The passage below is accompanied by four questions. Based on the passage, choose the best
answer for each question.
Many human phenomena and characteristics - such as behaviors, beliefs, economies, genes,
incomes, life expectancies, and other things - are influenced both by geographic factors and by
non-geographic factors. Geographic factors mean physical and biological factors tied to
geographic location, including climate, the distributions of wild plant and animal species, soils,
and topography. Non-geographic factors include those factors subsumed under the term
culture, other factors subsumed under the term history, and decisions by individual people....
[T]he differences between the current economies of North and South Korea ... cannot be
attributed to the modest environmental differences between [them] ... They are instead due
entirely to the different [government] policies ... At the opposite extreme, the Inuit and other
traditional peoples living north of the Arctic Circle developed warm fur clothes but no
agriculture, while equatorial lowland peoples around the world never developed warm fur
clothes but often did develop agriculture. The explanation is straightforwardly geographic,
rather than a cultural or historical quirk unrelated to geography. . . Aboriginal Australia
remained the sole continent occupied only by hunter/gatherers and with no indigenous farming
or herding ... [Here the] explanation is biogeographic: the Australian continent has no
domesticable native animal species and few domesticable native plant species. Instead, the
crops and domestic animals that now make Australia a food and wool exporter are all nonnative (mainly Eurasian) species such as sheep, wheat, and grapes, brought to Australia by
overseas colonists.
Today, no scholar would be silly enough to deny that culture, history, and individual choices
play a big role in many human phenomena.
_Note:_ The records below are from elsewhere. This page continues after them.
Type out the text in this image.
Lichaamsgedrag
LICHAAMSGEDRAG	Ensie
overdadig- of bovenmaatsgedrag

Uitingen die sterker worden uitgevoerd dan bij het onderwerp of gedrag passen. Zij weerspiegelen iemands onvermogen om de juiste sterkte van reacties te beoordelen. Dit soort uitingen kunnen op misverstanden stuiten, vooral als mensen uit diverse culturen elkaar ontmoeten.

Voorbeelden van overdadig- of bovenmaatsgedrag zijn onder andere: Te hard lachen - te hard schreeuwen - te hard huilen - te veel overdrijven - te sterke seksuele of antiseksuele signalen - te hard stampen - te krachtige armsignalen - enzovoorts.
Scholars don't react to cultural, historical, and
individual-agent explanations by denouncing "cultural determinism," "historical determinism,"
or "individual determinism," and then thinking no further. But many scholars do react to any
explanation invoking some geographic role, by denouncing "geographic determinism" ...
Several reasons may underlie this widespread but nonsensical view. One reason is that some
geographic explanations advanced a century ago were racist, thereby causing all geographic
explanations to become tainted by racist associations in the minds of many scholars other than
geographers. But many genetic, historical, psychological, and anthropological explanations
advanced a century ago were also racist, yet the validity of newer non-racist genetic etc.
explanations is widely accepted today.
Another reason for reflex rejection of geographic explanations is that historians have a
tradition, in their discipline, of stressing the role of contingency (a favorite word among
historians) based on individual decisions and chance. Often that view is warranted . . . But
often, too, that view is unwarranted. The development of warm fur clothes among the Inuit
living north of the Arctic Circle was not because one influential Inuit leader persuaded other
Inuit in 1783 to adopt warm fur clothes, for no good environmental reason.
A third reason is that geographic explanations usually depend on detailed technical facts of
geography and other fields of scholarship ... Most historians and economists don't acquire that
detailed knowledge as part of the professional training.